French vicar (1797–1871)

Jean-Baptiste Boucho (February 18, 1797-March 6, 1871) was the Vicar Apostolic of Malacca-Singapore.

==Biography==
Jean-Baptiste Boucho was born in Athos-Aspis, France and in 1824, moved to Malaya where he was ordained as a priest of the La Société des Missions Etrangères dedicated to missionary work. In Penang, he was appointed the Parish Priest of the Church of the Assumption and established the Catholic Free School for boys.

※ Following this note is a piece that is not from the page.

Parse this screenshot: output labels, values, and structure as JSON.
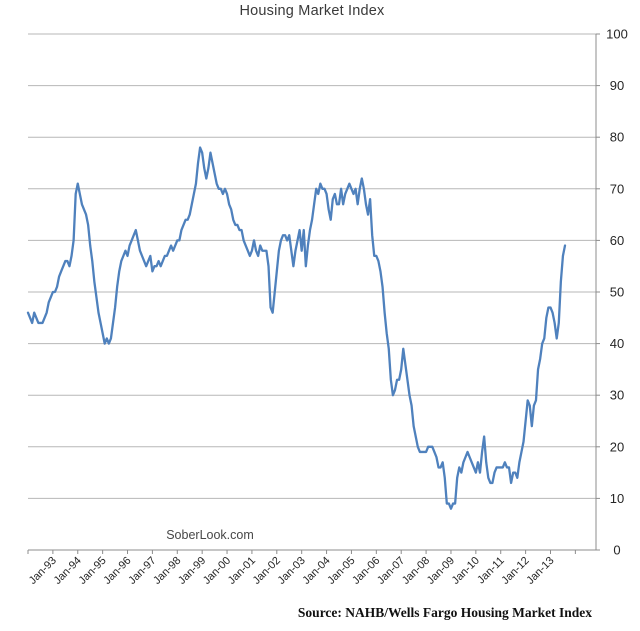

On June 10, 1845, Pope Gregory XVI appointed him Vicar Apostolic of Malacca-Singapore and Titular Bishop of Attalea in Pamphylia. On October 19, 1845, he was consecrated bishop by Archbishop Patrick Joseph Carew, Vicar Apostolic of Bengal. Bishop Marc-Thomas Oliffe, Coadjutor Vicar Apostolic of Bengal, served as Co-Consecrator.